Interrogé sur le choix de l'ancien attaquant des Bleus, le président de la Fédération française de football (FFF), Noël Le Graët, a répondu calmement. "C'est la vie qui est comme ça. Il est en Angleterre depuis longtemps, j'ai très peu de contact pour ma part", a-t-il avoué. "Il a choisi peut-être la bonne solution, être adjoint, comme l'a fait (Zinédine) Zidane (avec le Real) il y a quelques années. C'est sûrement mieux dans un premier temps d'être adjoint d'une équipe nationale, même s'il espérait Arsenal." Si on lui avait proposé les U17 ou les U19 (les moins de 17 et moins de 19 ans), il se serait moqué de moi", a même ajouté le président de la "3F" auprès du Figaro.

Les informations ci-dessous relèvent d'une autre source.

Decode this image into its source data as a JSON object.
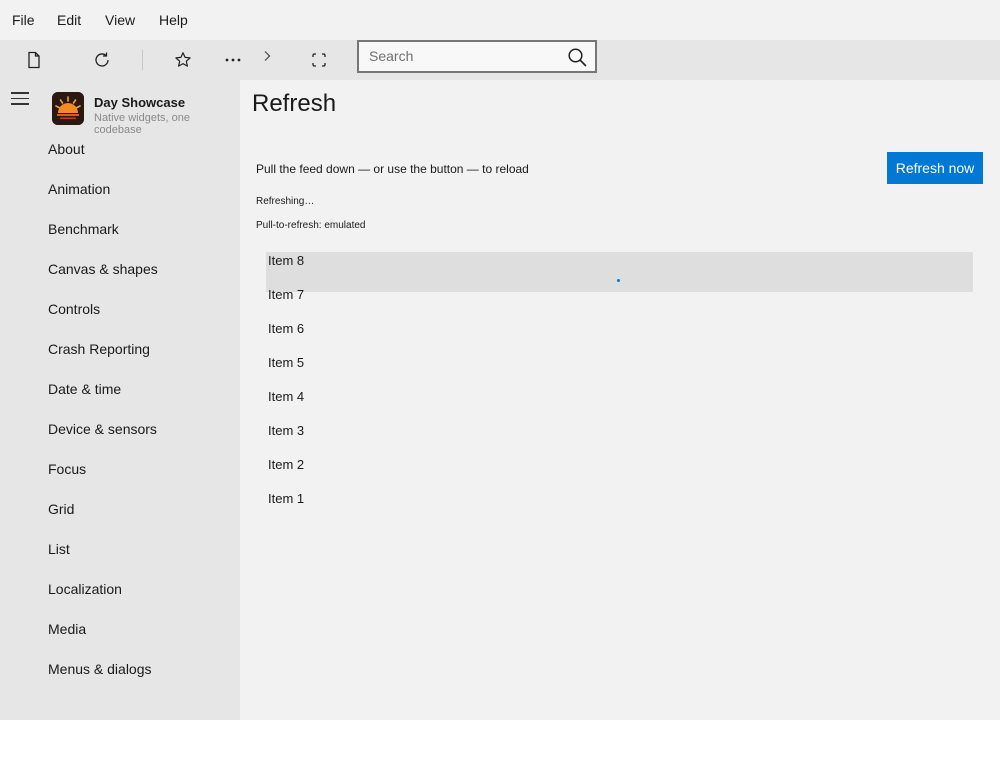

Les anciens de France 98 comprennent le choix de "Titi" Henry. "Il a passé ses diplômes dans un cursus anglo-saxon et il a eu cette opportunité d'aller en Belgique pour apprendre", soulignait Marcel Desailly le mois dernier. "Ce n'est pas une trahison, c'est une occasion pour lui d'apprendre le métier, dans la foulée d'un entraîneur", abonde Arsène Wenger. "Je pense que c'est très important au départ d'observer ce qui se passe sans être directement exposé à la lumière et ça permet d'apprendre sans avoir la pression."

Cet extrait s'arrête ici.